October 17, 2014

Just don’t go there John Grisham

by

John Grisham (not pictured:  Grisham's foot, which is currently very much in his mouth)

John Grisham (not pictured: Grisham’s foot, which is currently very much in his mouth)

Before I get in to this you need to know that John Grisham has apologised for the comments he made yesterday. You need to know that he has an efficient publicity team at Doubleday US and that they issued an apology from the author in which he said, “I regret having made these comments, and apologise to all.” Grisham said that his comments “were in no way intended to show sympathy for those convicted of sex crimes, especially the sexual molestation of children. I can think of nothing more despicable.”

Yesterday, The Telegraph ran a video interview with the author, who has sold over 275 million copies of his books worldwide, in which Grisham, for no explicable reason —he doesn’t seem to have been prodded, jibed or tricked— got a matter off his chest. Grisham complained that:

We have prisons now filled with guys my age, 60-year-old white men, in prison, who’ve never harmed anybody, who would never touch a child but they got online one night, started surfing around, probably had too much to drink or whatever, and pushed the wrong buttons and went to far and got in to child porn or whatever.

Grisham then went on to describe what had happened to “a lawyer friend of mine, a good buddy from law school” when he had drunk too much and stumbled onto a website labeled “16-year-old wannabe hookers’ or something”, downloaded some stuff, and found himself in prison for four years.

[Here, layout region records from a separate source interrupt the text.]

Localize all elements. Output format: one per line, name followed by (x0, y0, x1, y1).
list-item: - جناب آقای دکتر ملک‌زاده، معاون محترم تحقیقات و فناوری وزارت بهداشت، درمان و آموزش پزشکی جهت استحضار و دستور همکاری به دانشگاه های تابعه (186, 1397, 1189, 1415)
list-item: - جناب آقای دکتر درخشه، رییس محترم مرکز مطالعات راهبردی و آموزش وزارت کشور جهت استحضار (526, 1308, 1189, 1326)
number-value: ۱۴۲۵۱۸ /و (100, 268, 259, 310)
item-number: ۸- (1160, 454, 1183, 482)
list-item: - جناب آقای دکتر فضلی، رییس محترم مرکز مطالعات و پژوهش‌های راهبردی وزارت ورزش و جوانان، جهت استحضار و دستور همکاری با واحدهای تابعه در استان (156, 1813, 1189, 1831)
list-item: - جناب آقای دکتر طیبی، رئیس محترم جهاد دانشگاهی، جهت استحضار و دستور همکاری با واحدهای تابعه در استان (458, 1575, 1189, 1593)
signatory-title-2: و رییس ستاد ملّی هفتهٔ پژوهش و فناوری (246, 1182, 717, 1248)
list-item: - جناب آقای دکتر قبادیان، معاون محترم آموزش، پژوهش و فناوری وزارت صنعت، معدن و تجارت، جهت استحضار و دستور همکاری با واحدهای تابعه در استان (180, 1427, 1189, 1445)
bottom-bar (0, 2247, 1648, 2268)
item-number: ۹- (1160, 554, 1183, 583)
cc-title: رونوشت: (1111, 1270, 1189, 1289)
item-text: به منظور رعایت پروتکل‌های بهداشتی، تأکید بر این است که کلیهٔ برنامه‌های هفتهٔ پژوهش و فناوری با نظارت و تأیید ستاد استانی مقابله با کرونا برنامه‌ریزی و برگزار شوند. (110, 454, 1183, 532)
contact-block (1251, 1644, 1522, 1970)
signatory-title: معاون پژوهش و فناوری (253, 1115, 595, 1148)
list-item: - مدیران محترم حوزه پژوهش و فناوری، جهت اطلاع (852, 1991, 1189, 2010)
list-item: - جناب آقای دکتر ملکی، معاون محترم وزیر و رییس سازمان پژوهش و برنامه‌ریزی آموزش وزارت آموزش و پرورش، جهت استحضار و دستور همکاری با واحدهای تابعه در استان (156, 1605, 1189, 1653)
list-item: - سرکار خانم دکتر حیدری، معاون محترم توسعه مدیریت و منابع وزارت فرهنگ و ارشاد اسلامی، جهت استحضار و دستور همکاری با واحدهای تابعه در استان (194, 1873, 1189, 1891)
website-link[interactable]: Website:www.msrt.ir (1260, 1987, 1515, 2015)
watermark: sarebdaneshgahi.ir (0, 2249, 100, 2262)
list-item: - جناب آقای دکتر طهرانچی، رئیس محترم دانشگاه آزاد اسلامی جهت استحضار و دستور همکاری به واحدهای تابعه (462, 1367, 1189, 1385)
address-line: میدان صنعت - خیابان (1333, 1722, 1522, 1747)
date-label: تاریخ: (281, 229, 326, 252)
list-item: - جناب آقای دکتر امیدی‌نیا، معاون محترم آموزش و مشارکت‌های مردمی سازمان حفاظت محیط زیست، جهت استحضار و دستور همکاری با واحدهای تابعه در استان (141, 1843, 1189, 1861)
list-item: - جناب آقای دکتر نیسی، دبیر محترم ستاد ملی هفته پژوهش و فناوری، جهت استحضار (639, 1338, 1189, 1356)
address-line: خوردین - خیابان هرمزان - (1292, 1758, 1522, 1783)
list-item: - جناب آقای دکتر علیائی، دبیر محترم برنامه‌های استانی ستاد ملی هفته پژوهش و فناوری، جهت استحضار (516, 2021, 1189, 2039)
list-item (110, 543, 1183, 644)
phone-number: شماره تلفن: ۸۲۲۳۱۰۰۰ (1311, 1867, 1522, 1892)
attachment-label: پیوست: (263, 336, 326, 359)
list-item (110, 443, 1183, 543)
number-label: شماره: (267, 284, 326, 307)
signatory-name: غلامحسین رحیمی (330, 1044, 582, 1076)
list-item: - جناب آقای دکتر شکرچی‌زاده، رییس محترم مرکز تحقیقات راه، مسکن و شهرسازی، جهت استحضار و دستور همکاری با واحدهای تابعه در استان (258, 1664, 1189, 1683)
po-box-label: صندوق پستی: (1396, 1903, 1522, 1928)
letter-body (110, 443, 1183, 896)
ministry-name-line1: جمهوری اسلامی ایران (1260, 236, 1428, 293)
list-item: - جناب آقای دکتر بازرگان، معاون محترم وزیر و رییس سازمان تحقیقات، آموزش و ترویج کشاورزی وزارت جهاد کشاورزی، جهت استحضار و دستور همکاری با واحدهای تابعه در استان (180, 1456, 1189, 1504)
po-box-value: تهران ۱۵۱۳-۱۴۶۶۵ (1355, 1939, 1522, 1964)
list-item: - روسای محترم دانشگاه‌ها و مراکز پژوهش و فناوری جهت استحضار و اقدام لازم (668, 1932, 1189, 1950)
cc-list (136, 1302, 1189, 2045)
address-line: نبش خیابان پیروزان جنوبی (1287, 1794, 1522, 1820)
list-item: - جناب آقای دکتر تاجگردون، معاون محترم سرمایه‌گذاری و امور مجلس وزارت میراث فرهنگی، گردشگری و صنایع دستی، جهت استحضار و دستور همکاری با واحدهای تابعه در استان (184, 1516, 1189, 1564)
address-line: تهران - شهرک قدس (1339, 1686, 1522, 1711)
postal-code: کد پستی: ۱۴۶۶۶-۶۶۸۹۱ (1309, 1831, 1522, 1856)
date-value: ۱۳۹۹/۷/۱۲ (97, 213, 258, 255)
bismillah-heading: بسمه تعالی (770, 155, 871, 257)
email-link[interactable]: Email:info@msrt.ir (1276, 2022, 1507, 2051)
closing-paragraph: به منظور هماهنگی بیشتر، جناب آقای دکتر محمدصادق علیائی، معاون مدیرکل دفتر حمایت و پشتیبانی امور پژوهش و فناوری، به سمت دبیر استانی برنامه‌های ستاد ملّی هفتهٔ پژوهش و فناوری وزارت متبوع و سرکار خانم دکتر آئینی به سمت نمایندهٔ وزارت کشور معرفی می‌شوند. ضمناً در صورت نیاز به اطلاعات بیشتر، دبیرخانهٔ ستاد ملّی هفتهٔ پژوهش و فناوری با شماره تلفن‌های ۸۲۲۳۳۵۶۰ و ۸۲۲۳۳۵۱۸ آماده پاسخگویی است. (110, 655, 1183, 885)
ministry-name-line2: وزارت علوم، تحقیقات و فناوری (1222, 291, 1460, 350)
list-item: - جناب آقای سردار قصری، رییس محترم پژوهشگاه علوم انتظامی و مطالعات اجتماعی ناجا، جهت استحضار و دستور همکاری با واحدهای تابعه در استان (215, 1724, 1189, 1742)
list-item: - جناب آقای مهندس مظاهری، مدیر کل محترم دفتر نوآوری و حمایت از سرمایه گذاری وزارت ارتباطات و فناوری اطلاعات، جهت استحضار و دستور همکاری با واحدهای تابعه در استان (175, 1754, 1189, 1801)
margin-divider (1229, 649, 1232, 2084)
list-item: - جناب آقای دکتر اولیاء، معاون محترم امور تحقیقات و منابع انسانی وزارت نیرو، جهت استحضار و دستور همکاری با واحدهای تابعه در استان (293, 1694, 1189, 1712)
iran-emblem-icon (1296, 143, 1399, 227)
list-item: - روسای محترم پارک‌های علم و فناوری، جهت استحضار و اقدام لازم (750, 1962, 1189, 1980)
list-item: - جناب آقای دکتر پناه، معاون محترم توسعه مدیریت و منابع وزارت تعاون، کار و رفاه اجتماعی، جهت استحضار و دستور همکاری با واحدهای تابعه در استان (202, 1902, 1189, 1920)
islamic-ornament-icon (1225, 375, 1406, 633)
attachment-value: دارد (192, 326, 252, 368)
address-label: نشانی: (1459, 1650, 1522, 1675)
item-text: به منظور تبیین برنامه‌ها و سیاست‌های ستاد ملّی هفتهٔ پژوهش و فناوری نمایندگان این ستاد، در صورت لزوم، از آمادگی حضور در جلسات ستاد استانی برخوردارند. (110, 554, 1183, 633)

Grisham’s defense of his good buddy from law school was that the sixteen-year-old girls “looked 30, you know all dressed up and whatever” and that “he didn’t touch anything”. “He shouldn’t have done it, it was stupid”, said Grisham, “but it wasn’t 10-year-old boys, you know”.

Outrage followed soon after.(A sampling can be found here, here, here and here.) As many have noted, Grisham’s remarks are offensive for a number of reasons, but they also feel unfortunately typical. They reveal his (but not only his) ideas about race, that white men don’t do this kind of thing; class, that privileged men don’t do this kind of thing (implied even as Grisham tells a story about such a man) and a deep misunderstanding of the fact that you don’t have to “touch anything” to participate in the sexual abuse of children: looking is also active participation.

What was most surprising to me is how Grisham uses his good buddy’s profession as a lawyer as his defense: he went to law school so how could he possibly have been doing anything wrong? Rather than: he went to law school, so he should have known better. And then there’s the age-old “but she looked older” excuse; Grisham uses it as though it’s an original and foolproof argument.

Within a day, Grisham’s interview appeared, scandalized, was commented on and written about, and then apologized away. Grisham apparently meant to attack the US judicial system but he landed on completely the wrong target. Instead he revealed himself to have some dodgy lawyer buddies, you know, white sixty year old men who have been wronged by the same judicial system that they worked so hard to be part of. Actually, on second thoughts, maybe he landed on just the right target.

 

Zeljka Marosevic is the managing director of Melville House UK.